Our strategy and platforms will continue to be market driven to create advantage today and into the future for our clients.”

So what does this mean for customers?

Goodwin said Cisco has reached out to HP to start discussing a “new agreement that ensures business continuity for existing customers and better reflects the current state of our relationship.”

He also maintained that Cisco will honor existing customer service contracts with HP for their duration.

“Our commitment is clear: we will continue to work with HP wherever our customers expect it and where it makes sense for our business,” he said.

A brief history of the HP-Cisco shadow war

Cisco seems to have started this tussle with its entry into the server market in March 2009 with the debut of Cisco’s Unified Computing System (UCS), which combines compute, network, storage access, and virtualization resources in a single system based on a new line of blade servers developed by Cisco.

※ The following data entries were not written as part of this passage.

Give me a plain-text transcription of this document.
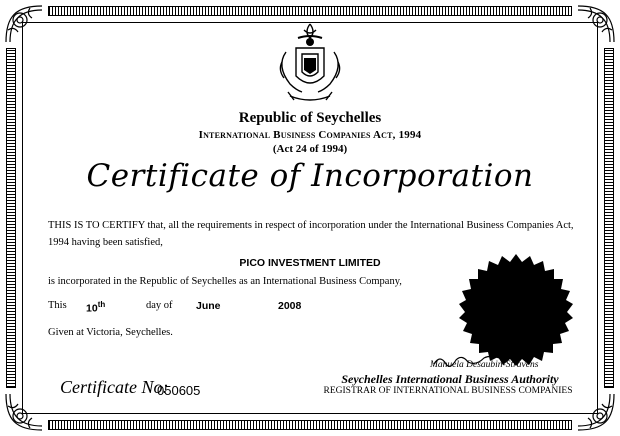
Republic of Seychelles
International Business Companies Act, 1994
(Act 24 of 1994)
Certificate of Incorporation
THIS IS TO CERTIFY that, all the requirements in respect of incorporation under the International Business Companies Act, 1994 having been satisfied,
PICO INVESTMENT LIMITED
is incorporated in the Republic of Seychelles as an International Business Company,
This 10th	day of June	2008
Given at Victoria, Seychelles.
Manuela Desaubin-Stravens
Seychelles International Business Authority
REGISTRAR OF INTERNATIONAL BUSINESS COMPANIES
Certificate No:
050605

Cisco’s move into the server market caused some waves across the industry and left many partners – most notably HP – with a lot of questions.

Cisco added to the UCS platform last October with the launch of UCS rack-mount servers, memory extension technology, and a line of converged network adapters (CNAs).

Subsequently, HP made some big moves of its own. Last November, the company put its own twist on unified computing with the announcement of the HP Converged Infrastructure Architecture and a set of associated services and partner offerings that create a virtualized, on-demand data center.

HP then added to its own arsenal with the $2.7 billion to acquisition of networking vendor 3Com, as HP continued on its path toward data center convergence.

The latest move from HP was yesterday’s announcement of a new deal with QLogic, under which HP will is now selling QLogic’s 5800V and 5802V Series stackable 8Gbps Fibre Channel switches.